The ability of bicarbonate and carbonate salts to inhibit pitting in ferrous materials was studied in aerated alkaline solutions at 60°C. These conditions were used in order that the systems would be representative of typical aqueous metal cleaning systems. Even though ferrous materials generally have been regarded as exhibiting a low susceptibility to corrosion at pH values > 10, it was shown that for C4140 (UNS G41400), increasing the temperature to 60°C at pH 10 increased the overall corrosion rate (as measured by linear polarization) by about 20 times to 100 times compared with the rate at room temperature. Addition of potassium bicarbonate/potassium carbonate (KHCO₃/K₂CO₃) to the solution significantly reduced the corrosion rate. The influence of temperature at pH values of 11 to 13 on overall corrosion rate was very minor. To investigate the influence of alloy type, electrochemical experiments were performed at pH 11 at 60°C on gray cast iron type G-2 class 40 (UNS F12801), C4140 carbon steel, C1008 carbon steel (UNS G10080), and unalloyed iron. In cyclic polarization studies, pitting was observed in C4140 and in the cast iron solutions at pH 11 when only sodium hydroxide (NaOH) was present. Inclusion of KHCO₃ and K₂CO₃ inhibited the pitting. The threshold concentration to inhibit pitting in cast iron was 2 orders of magnitude higher than in the case of C4140. C1008 and iron showed no visible tendency to pit even when no carbonate was present.

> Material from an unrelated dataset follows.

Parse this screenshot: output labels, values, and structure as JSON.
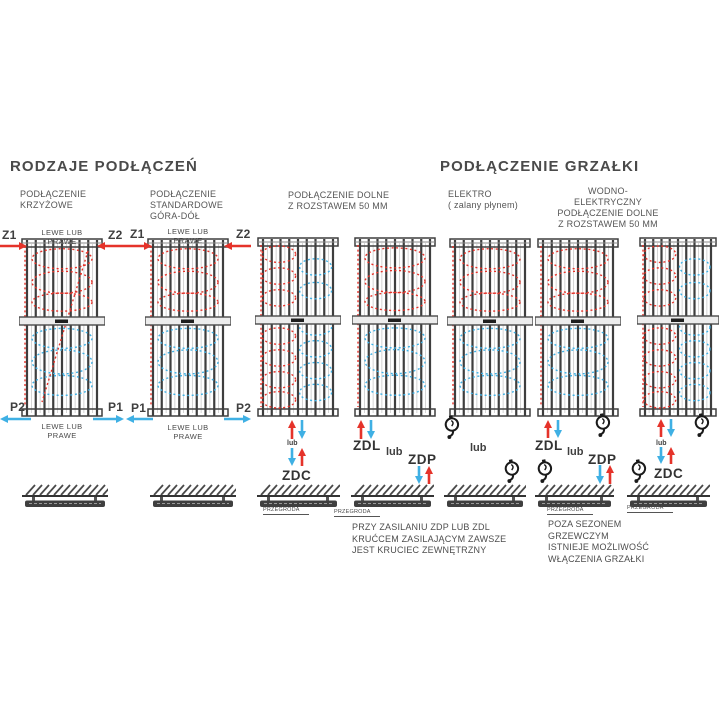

The tendency to exhibit localized corrosion was therefore more prevalent in materials with a higher amount of carbon, although scanning electron microscopy (SEM) indicated that features in the initial surfaces also may have contributed to relative corrosion susceptibilities. Analyses via x-ray photoelectron spectroscopy (XPS) and Auger electron spectroscopy (AES) indicated the probable presence of ferrous carbonate (FeCO₃) in the form of amorphous particulates on sample surfaces. Additional crystalline substances were found that were probably potassium and NaOH salts.